In response to calls to remove statues and monuments with links to slavery and colonialism, the government announced a new’ retain and explain’ policy to protect these controversial monuments. This includes new laws, which mean all historical statutes, plaques, and other monuments will now need full planning permission to be removed. With the Communities Secretary being notified to make the final decision when a council intends to grant this planning permission. On top of this, the emphasis on ‘retain and explain’ means that these monuments will only be removed in exceptional circumstances.

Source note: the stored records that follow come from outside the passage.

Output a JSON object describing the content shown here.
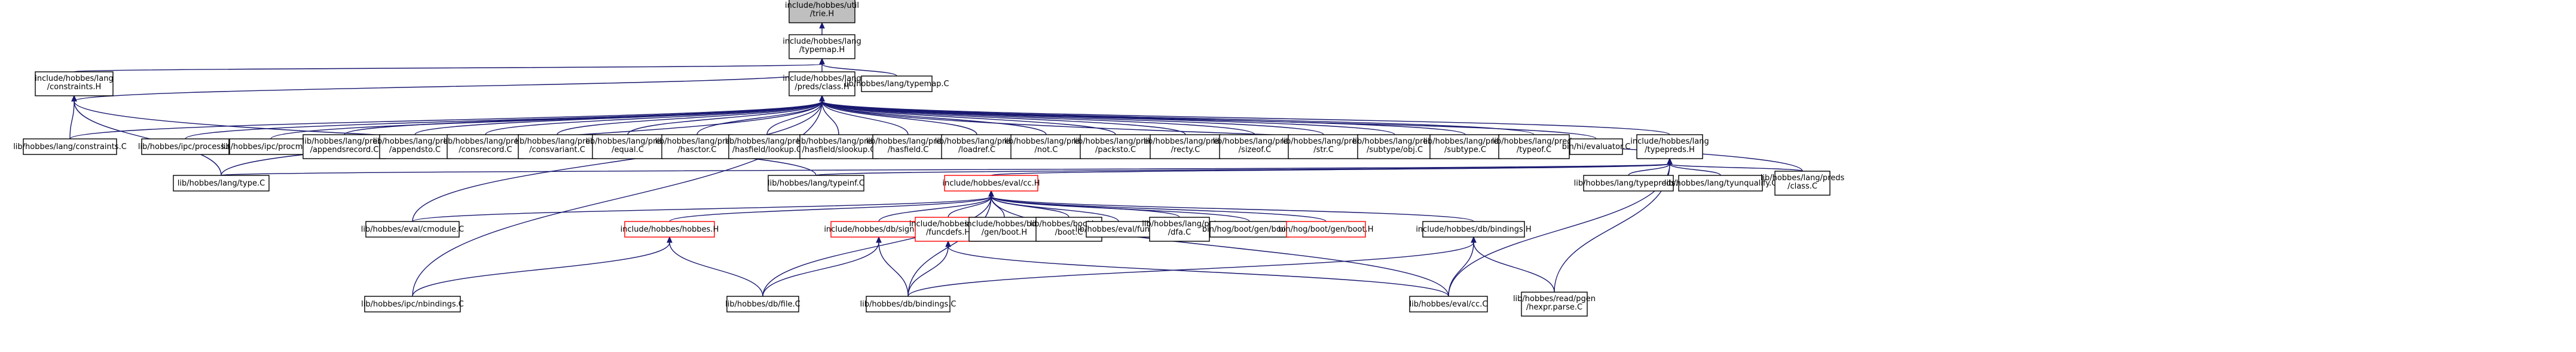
{
  "nodes": [
    {
      "id": "n0",
      "label": [
        "include/hobbes/util",
        "/trie.H"
      ],
      "kind": "root"
    },
    {
      "id": "n1",
      "label": [
        "include/hobbes/lang",
        "/typemap.H"
      ]
    },
    {
      "id": "n2",
      "label": [
        "include/hobbes/lang",
        "/constraints.H"
      ]
    },
    {
      "id": "n3",
      "label": [
        "include/hobbes/lang",
        "/preds/class.H"
      ]
    },
    {
      "id": "n4",
      "label": [
        "lib/hobbes/lang/typemap.C"
      ]
    },
    {
      "id": "n5",
      "label": [
        "lib/hobbes/lang/constraints.C"
      ]
    },
    {
      "id": "n6",
      "label": [
        "lib/hobbes/ipc/process.C"
      ]
    },
    {
      "id": "n7",
      "label": [
        "lib/hobbes/ipc/procman.C"
      ]
    },
    {
      "id": "n8",
      "label": [
        "lib/hobbes/lang/preds",
        "/appendsrecord.C"
      ]
    },
    {
      "id": "n9",
      "label": [
        "lib/hobbes/lang/preds",
        "/appendsto.C"
      ]
    },
    {
      "id": "n10",
      "label": [
        "lib/hobbes/lang/preds",
        "/consrecord.C"
      ]
    },
    {
      "id": "n11",
      "label": [
        "lib/hobbes/lang/preds",
        "/consvariant.C"
      ]
    },
    {
      "id": "n12",
      "label": [
        "lib/hobbes/lang/preds",
        "/equal.C"
      ]
    },
    {
      "id": "n13",
      "label": [
        "lib/hobbes/lang/preds",
        "/hasctor.C"
      ]
    },
    {
      "id": "n14",
      "label": [
        "lib/hobbes/lang/preds",
        "/hasfield/lookup.C"
      ]
    },
    {
      "id": "n15",
      "label": [
        "lib/hobbes/lang/preds",
        "/hasfield/slookup.C"
      ]
    },
    {
      "id": "n16",
      "label": [
        "lib/hobbes/lang/preds",
        "/hasfield.C"
      ]
    },
    {
      "id": "n17",
      "label": [
        "lib/hobbes/lang/preds",
        "/loadref.C"
      ]
    },
    {
      "id": "n18",
      "label": [
        "lib/hobbes/lang/preds",
        "/not.C"
      ]
    },
    {
      "id": "n19",
      "label": [
        "lib/hobbes/lang/preds",
        "/packsto.C"
      ]
    },
    {
      "id": "n20",
      "label": [
        "lib/hobbes/lang/preds",
        "/recty.C"
      ]
    },
    {
      "id": "n21",
      "label": [
        "lib/hobbes/lang/preds",
        "/sizeof.C"
      ]
    },
    {
      "id": "n22",
      "label": [
        "lib/hobbes/lang/preds",
        "/str.C"
      ]
    },
    {
      "id": "n23",
      "label": [
        "lib/hobbes/lang/preds",
        "/subtype/obj.C"
      ]
    },
    {
      "id": "n24",
      "label": [
        "lib/hobbes/lang/preds",
        "/subtype.C"
      ]
    },
    {
      "id": "n25",
      "label": [
        "lib/hobbes/lang/preds",
        "/typeof.C"
      ]
    },
    {
      "id": "n26",
      "label": [
        "bin/hi/evaluator.C"
      ]
    },
    {
      "id": "n27",
      "label": [
        "include/hobbes/lang",
        "/typepreds.H"
      ]
    },
    {
      "id": "n28",
      "label": [
        "lib/hobbes/lang/type.C"
      ]
    },
    {
      "id": "n29",
      "label": [
        "lib/hobbes/lang/typeinf.C"
      ]
    },
    {
      "id": "n30",
      "label": [
        "include/hobbes/eval/cc.H"
      ],
      "kind": "hl"
    },
    {
      "id": "n31",
      "label": [
        "lib/hobbes/lang/typepreds.C"
      ]
    },
    {
      "id": "n32",
      "label": [
        "lib/hobbes/lang/tyunqualify.C"
      ]
    },
    {
      "id": "n33",
      "label": [
        "lib/hobbes/lang/preds",
        "/class.C"
      ]
    },
    {
      "id": "n34",
      "label": [
        "lib/hobbes/eval/cmodule.C"
      ]
    },
    {
      "id": "n35",
      "label": [
        "include/hobbes/hobbes.H"
      ],
      "kind": "hl"
    },
    {
      "id": "n36",
      "label": [
        "include/hobbes/db/signals.H"
      ],
      "kind": "hl"
    },
    {
      "id": "n37",
      "label": [
        "include/hobbes/eval",
        "/funcdefs.H"
      ],
      "kind": "hl"
    },
    {
      "id": "n38",
      "label": [
        "include/hobbes/boot",
        "/gen/boot.H"
      ]
    },
    {
      "id": "n39",
      "label": [
        "lib/hobbes/boot/gen",
        "/boot.C"
      ]
    },
    {
      "id": "n40",
      "label": [
        "lib/hobbes/eval/func.C"
      ]
    },
    {
      "id": "n41",
      "label": [
        "lib/hobbes/lang/pat",
        "/dfa.C"
      ]
    },
    {
      "id": "n42",
      "label": [
        "bin/hog/boot/gen/boot.C"
      ]
    },
    {
      "id": "n43",
      "label": [
        "bin/hog/boot/gen/boot.H"
      ],
      "kind": "hl"
    },
    {
      "id": "n44",
      "label": [
        "include/hobbes/db/bindings.H"
      ]
    },
    {
      "id": "n45",
      "label": [
        "lib/hobbes/ipc/nbindings.C"
      ]
    },
    {
      "id": "n46",
      "label": [
        "lib/hobbes/db/file.C"
      ]
    },
    {
      "id": "n47",
      "label": [
        "lib/hobbes/db/bindings.C"
      ]
    },
    {
      "id": "n48",
      "label": [
        "lib/hobbes/eval/cc.C"
      ]
    },
    {
      "id": "n49",
      "label": [
        "lib/hobbes/read/pgen",
        "/hexpr.parse.C"
      ]
    }
  ],
  "edges": [
    [
      "n1",
      "n0"
    ],
    [
      "n2",
      "n1"
    ],
    [
      "n3",
      "n1"
    ],
    [
      "n4",
      "n1"
    ],
    [
      "n5",
      "n2"
    ],
    [
      "n28",
      "n2"
    ],
    [
      "n29",
      "n2"
    ],
    [
      "n3",
      "n2"
    ],
    [
      "n5",
      "n3"
    ],
    [
      "n6",
      "n3"
    ],
    [
      "n7",
      "n3"
    ],
    [
      "n8",
      "n3"
    ],
    [
      "n9",
      "n3"
    ],
    [
      "n10",
      "n3"
    ],
    [
      "n11",
      "n3"
    ],
    [
      "n12",
      "n3"
    ],
    [
      "n13",
      "n3"
    ],
    [
      "n14",
      "n3"
    ],
    [
      "n15",
      "n3"
    ],
    [
      "n16",
      "n3"
    ],
    [
      "n17",
      "n3"
    ],
    [
      "n18",
      "n3"
    ],
    [
      "n19",
      "n3"
    ],
    [
      "n20",
      "n3"
    ],
    [
      "n21",
      "n3"
    ],
    [
      "n22",
      "n3"
    ],
    [
      "n23",
      "n3"
    ],
    [
      "n24",
      "n3"
    ],
    [
      "n25",
      "n3"
    ],
    [
      "n26",
      "n3"
    ],
    [
      "n27",
      "n3"
    ],
    [
      "n33",
      "n3"
    ],
    [
      "n34",
      "n3"
    ],
    [
      "n45",
      "n3"
    ],
    [
      "n28",
      "n3"
    ],
    [
      "n28",
      "n27"
    ],
    [
      "n29",
      "n27"
    ],
    [
      "n30",
      "n27"
    ],
    [
      "n31",
      "n27"
    ],
    [
      "n32",
      "n27"
    ],
    [
      "n33",
      "n27"
    ],
    [
      "n48",
      "n27"
    ],
    [
      "n49",
      "n27"
    ],
    [
      "n34",
      "n30"
    ],
    [
      "n35",
      "n30"
    ],
    [
      "n36",
      "n30"
    ],
    [
      "n37",
      "n30"
    ],
    [
      "n38",
      "n30"
    ],
    [
      "n39",
      "n30"
    ],
    [
      "n40",
      "n30"
    ],
    [
      "n41",
      "n30"
    ],
    [
      "n42",
      "n30"
    ],
    [
      "n43",
      "n30"
    ],
    [
      "n44",
      "n30"
    ],
    [
      "n46",
      "n30"
    ],
    [
      "n47",
      "n30"
    ],
    [
      "n48",
      "n30"
    ],
    [
      "n45",
      "n35"
    ],
    [
      "n46",
      "n35"
    ],
    [
      "n46",
      "n36"
    ],
    [
      "n47",
      "n36"
    ],
    [
      "n47",
      "n37"
    ],
    [
      "n48",
      "n37"
    ],
    [
      "n47",
      "n44"
    ],
    [
      "n48",
      "n44"
    ],
    [
      "n49",
      "n44"
    ]
  ]
}
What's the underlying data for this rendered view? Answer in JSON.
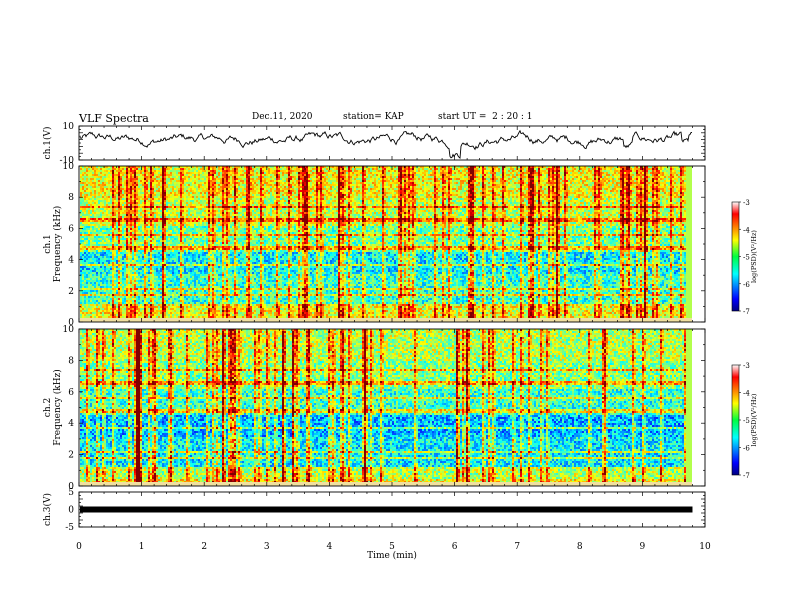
{
  "header": {
    "title": "VLF Spectra",
    "date": "Dec.11, 2020",
    "station": "station= KAP",
    "start_ut_label": "start UT =",
    "start_ut_value": "2 : 20 : 1"
  },
  "chart_data": [
    {
      "type": "line",
      "ylabel": "ch.1(V)",
      "ylim": [
        -10,
        10
      ],
      "y_ticks": [
        "10",
        "-10"
      ],
      "x_range": [
        0,
        10
      ],
      "trace_end_min": 9.8,
      "color": "#000000"
    },
    {
      "type": "heatmap",
      "ylabel": "ch.1 Frequency (kHz)",
      "ylim": [
        0,
        10
      ],
      "y_ticks": [
        "0",
        "2",
        "4",
        "6",
        "8",
        "10"
      ],
      "x_range": [
        0,
        10
      ],
      "colorbar": {
        "label": "log(PSD)(V²/Hz)",
        "range": [
          -7,
          -3
        ],
        "ticks": [
          "-3",
          "-4",
          "-5",
          "-6",
          "-7"
        ],
        "colormap": "jet"
      }
    },
    {
      "type": "heatmap",
      "ylabel": "ch.2 Frequency (kHz)",
      "ylim": [
        0,
        10
      ],
      "y_ticks": [
        "0",
        "2",
        "4",
        "6",
        "8",
        "10"
      ],
      "x_range": [
        0,
        10
      ],
      "colorbar": {
        "label": "log(PSD)(V²/Hz)",
        "range": [
          -7,
          -3
        ],
        "ticks": [
          "-3",
          "-4",
          "-5",
          "-6",
          "-7"
        ],
        "colormap": "jet"
      }
    },
    {
      "type": "line",
      "ylabel": "ch.3(V)",
      "ylim": [
        -5,
        5
      ],
      "y_ticks": [
        "5",
        "0",
        "-5"
      ],
      "x_range": [
        0,
        10
      ],
      "trace_end_min": 9.8,
      "color": "#000000"
    }
  ],
  "x_axis": {
    "label": "Time (min)",
    "ticks": [
      "0",
      "1",
      "2",
      "3",
      "4",
      "5",
      "6",
      "7",
      "8",
      "9",
      "10"
    ]
  }
}
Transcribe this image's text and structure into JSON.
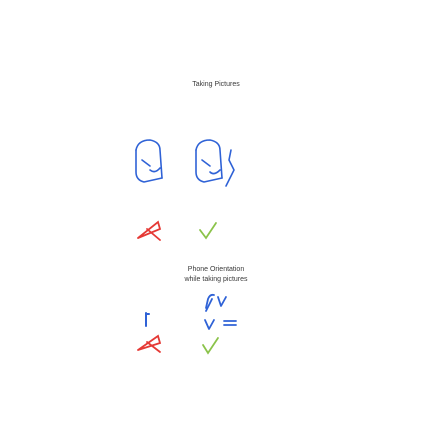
{
  "section1": {
    "title": "Taking Pictures"
  },
  "section2": {
    "title": "Phone Orientation",
    "subtitle": "while taking pictures"
  },
  "colors": {
    "phone_stroke": "#2f62d6",
    "good": "#8bc34a",
    "bad": "#e53935",
    "text": "#3a3a3a"
  },
  "icons": [
    "phone-tilted-icon",
    "phone-flipped-icon",
    "cross-mark-icon",
    "check-mark-icon",
    "rotate-arrows-icon",
    "phone-upright-icon"
  ]
}
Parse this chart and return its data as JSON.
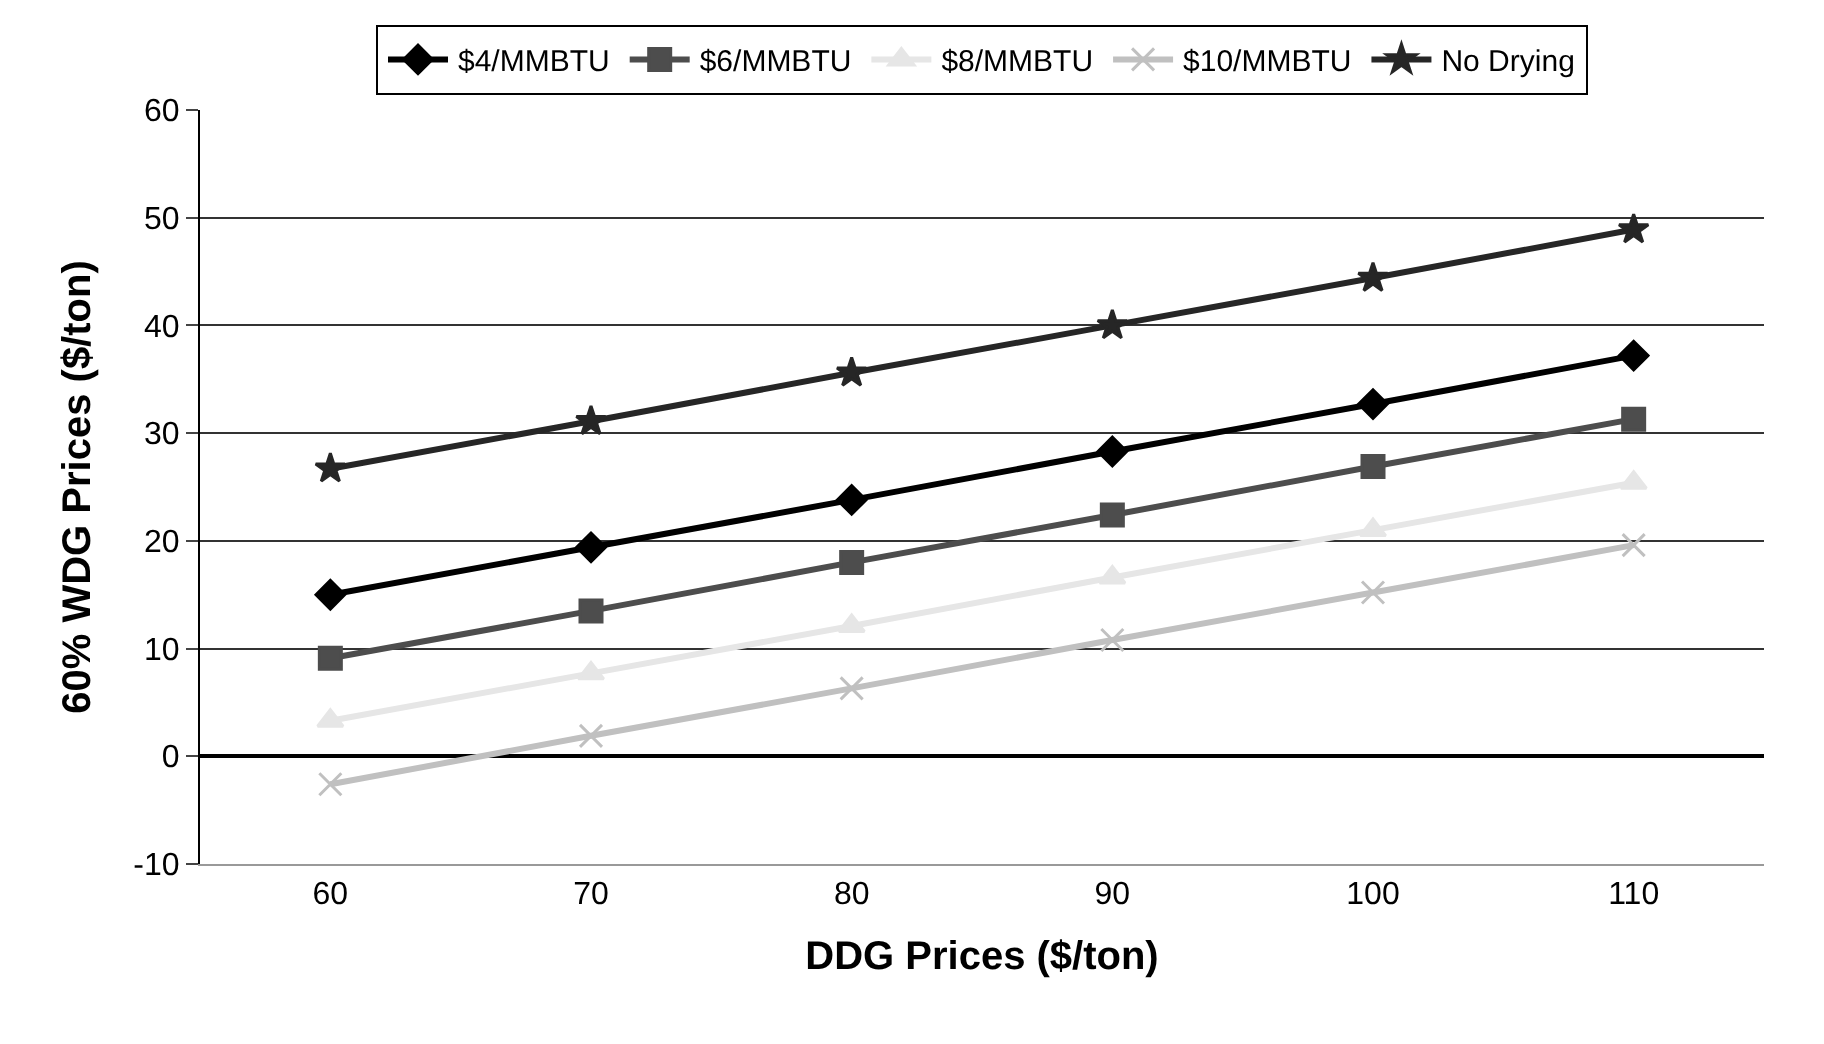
{
  "chart_data": {
    "type": "line",
    "xlabel": "DDG Prices ($/ton)",
    "ylabel": "60% WDG Prices ($/ton)",
    "categories": [
      "60",
      "70",
      "80",
      "90",
      "100",
      "110"
    ],
    "series": [
      {
        "name": "$4/MMBTU",
        "color": "#000000",
        "marker": "diamond",
        "values": [
          15.0,
          19.4,
          23.8,
          28.3,
          32.7,
          37.2
        ]
      },
      {
        "name": "$6/MMBTU",
        "color": "#4d4d4d",
        "marker": "square",
        "values": [
          9.1,
          13.5,
          18.0,
          22.4,
          26.9,
          31.3
        ]
      },
      {
        "name": "$8/MMBTU",
        "color": "#e6e6e6",
        "marker": "triangle",
        "values": [
          3.3,
          7.7,
          12.1,
          16.6,
          21.0,
          25.4
        ]
      },
      {
        "name": "$10/MMBTU",
        "color": "#c0c0c0",
        "marker": "cross",
        "values": [
          -2.6,
          1.9,
          6.3,
          10.8,
          15.2,
          19.6
        ]
      },
      {
        "name": "No Drying",
        "color": "#262626",
        "marker": "star",
        "values": [
          26.7,
          31.1,
          35.6,
          40.0,
          44.4,
          48.9
        ]
      }
    ],
    "ylim": [
      -10,
      60
    ],
    "yticks": [
      -10,
      0,
      10,
      20,
      30,
      40,
      50,
      60
    ],
    "grid": "y",
    "legend": "top"
  }
}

Explaining the reasons for the new policy Communities, Secretary Rt Hon Robert Jenrick MP argued that ‘We cannot – and should not – now try to edit or censor our past. That’s why I am changing the law to protect historic monuments and ensure we don’t repeat the errors of previous generations, losing our inheritance of the past without proper care’. Culture Secretary Rt Hon Oliver Dowden MP echoed this, explaining his strong belief ‘that we should learn from our past – in order to retain and explain our rich history’.
While, of course we must learn from our history, it is policies such as ‘retain and explain’ that prevent this from happening. Keeping statutes of those who profited from slavery is not learning from our history. Statues are inherently celebratory. Adding a plaque to explain the controversies around the figure depicted in the statute is not enough to counter the fact it was erected initially to celebrate that person and their actions. Removing these statutes and focusing on increasing education through schools and museums will be much more effective.
Ironically even when these monuments are ‘retained and explained’, the government is unhappy. In a recent meeting with leaders in the heritage sector, Oliver Dowden complained that these institutions must present a ‘more rounded view’ of Britain’s impact on the world. This followed criticism of the national trust, who put together a report to highlight the links between national trust sites, slavery and colonialism. Some MPs complained that the report denigrated Churchill by highlighting his opposition to Indian Independence and his role in drafting the Anglo-Irish Treaty. The National Trust rightly fought back, arguing that it was simply a ‘factual audit’.
Pointing out the links historical figures have to colonialism and slavery is not skewing British history as Dowden described. After a past of at best ignoring these links or at worst celebrating them, it is the least the heritage sector can do. In the past, the government themselves have not only skewed British history but erased it. Running an operation during the 1970s and 1950s to destroy or hide evidence detailing the realities of the British Empire. This included the torture, rape and beatings of thousands of Kenyans in concentration camps likened to the Nazis.
Unions representing museum staff explained how members were concerned that the government policy could lead to museums and heritage sites’ rowing back’ from the work they had done on decolonisation and that ‘any backward steps in these areas will be tantamount to airbrushing history’. Heritage sites have a vital role in educating the public about Britain’s past, including slavery and the empire. This is all the more important, given that there is no statutory requirement for schools to teach children about these topics.
Gavin Williamson rejected calls to change this emphasising that children be taught both the good and the bad of British history. British children are not learning ‘the bad’, or we would see Britain’s involvement in slavery and the empire as a mandatory part of their history course. If the next generation is really to learn from the past, museums and heritage sites must fill in the gap in their education.
It is clear that the government’s ‘retain and explain’ policy sets a dangerous precedent for the continued lack of recognition and education about Britain’s central role in slavery and colonialism. Future generations must learn from Britain’s past, and much of this includes uncomfortable truths that cannot be taught effectively through statues and monuments. Only education through school, museums and heritage sites will teach children the true history of Britain; the good, the bad and the ugly.